Medicare Payments Based on Reasonable Costs
FQHC services also are available to Medicare beneficiaries under Part B. The Medicare FQHC benefit provides coverage for a full range of primary care services (and services incident thereto) including physician, physician assistant, nurse practitioner, and certain other non-physician practitioner services such as clinical social worker and clinical psychologist services. The benefit also covers a range of preventive services as well as pneumococal and influenza vaccines. In CY 2003, almost 900,000 Medicare beneficiaries received care at a section 330-funded FQHC.

Medicare pays FQHCs an all-inclusive per visit payment amount, based on reasonable costs as determined through the filing of its Medicare cost report. The FQHC's all-inclusive per visit payment amount is subject to one of two upper payment limits (UPL), depending upon whether the FQHC is located in an urban or rural area. In CY 2005, the UPL is $109.88 for urban centers and $94.48 for rural centers. In FY 2004, Medicare spent about $265 million on services provided by FQHCs. To ensure payment rates are appropriate, CMS and HRSA are jointly evaluating the current UPLs for Medicare FQHC services.

In addition, the Medicare Prescription Drug, Improvement, and Modernization Act of 2003 (MMA) establishes a wrap-around payment in Medicare, similar to the supplemental payment in Medicaid. CMS will pay FQHCs the difference between what a Medicare Advantage health care plan pays the FQHC, and the reasonable cost payments the FQHC otherwise would receive under Medicare fee-for-service. Medicare Advantage plans must pay FQHCs the same levels and amounts they pay other providers for similar services. This provision becomes effective for services provided on or after January 1, 2006 and contract years beginning on or after January 1, 2006.
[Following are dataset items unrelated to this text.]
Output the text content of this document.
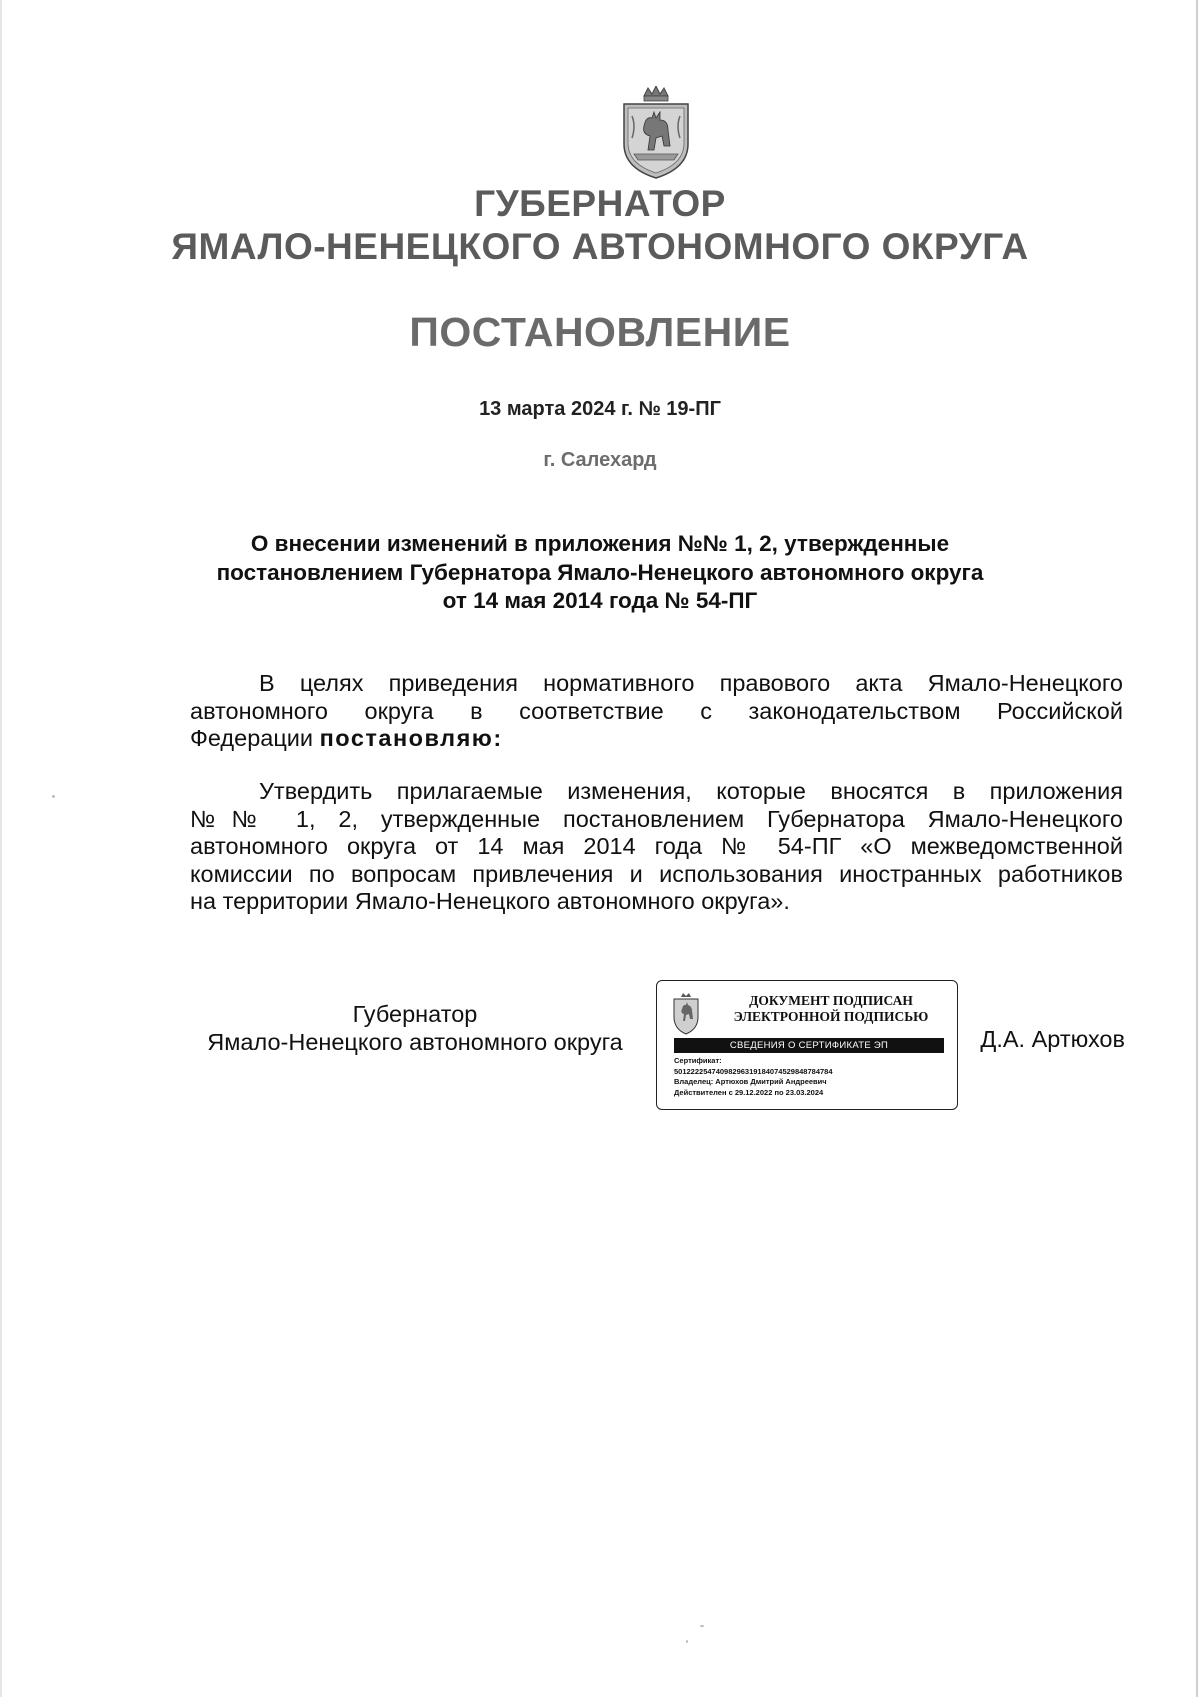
ГУБЕРНАТОР
ЯМАЛО-НЕНЕЦКОГО АВТОНОМНОГО ОКРУГА
ПОСТАНОВЛЕНИЕ
13 марта 2024 г. № 19-ПГ
г. Салехард
О внесении изменений в приложения №№ 1, 2, утвержденные
постановлением Губернатора Ямало-Ненецкого автономного округа
от 14 мая 2014 года № 54-ПГ
В целях приведения нормативного правового акта Ямало-Ненецкого
автономного округа в соответствие с законодательством Российской
Федерации постановляю:
Утвердить прилагаемые изменения, которые вносятся в приложения
№№ 1, 2, утвержденные постановлением Губернатора Ямало-Ненецкого
автономного округа от 14 мая 2014 года № 54-ПГ «О межведомственной
комиссии по вопросам привлечения и использования иностранных работников
на территории Ямало-Ненецкого автономного округа».
Губернатор
Ямало-Ненецкого автономного округа
ДОКУМЕНТ ПОДПИСАН
ЭЛЕКТРОННОЙ ПОДПИСЬЮ
СВЕДЕНИЯ О СЕРТИФИКАТЕ ЭП
Сертификат:
50122225474098296319184074529848784784
Владелец: Артюхов Дмитрий Андреевич
Действителен с 29.12.2022 по 23.03.2024
Д.А. Артюхов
Ensuring FQHCs Participate in the Medicare Prescription Drug Program
HRSA and CMS have been working closely together on efforts to implement the new prescription drug benefit under Medicare Part D, and will be working to make sure health centers are a key part of that effort, particularly with respect to outreach and education of low-income Medicare beneficiaries who are eligible for the low-income subsidy program and will be eligible for a comprehensive drug benefit with minimal copayments. Also, health centers with pharmacies will be able to participate in prescription drug coverage plans and Medicare Health Plans with prescription drug coverage. In addition, the final rule implementing the MMA provides that prescription drug coverage plans and Medicare Health Plans may count FQHC pharmacies in meeting the MMA pharmacy access standards, and this will give these plans incentives to include FQHC pharmacies in their plan networks.

Conclusion
CHCs are an important part of the Medicare and Medicaid networks of providers. The substantial growth in expenditures reflects the increase in access to care at CHCs through the President's initiative as well as partnerships that have been formed over the years between HRSA, CMS, the Centers, the states, and managed care organizations.

Thank you again for this opportunity and I look forward to answering any questions you might have.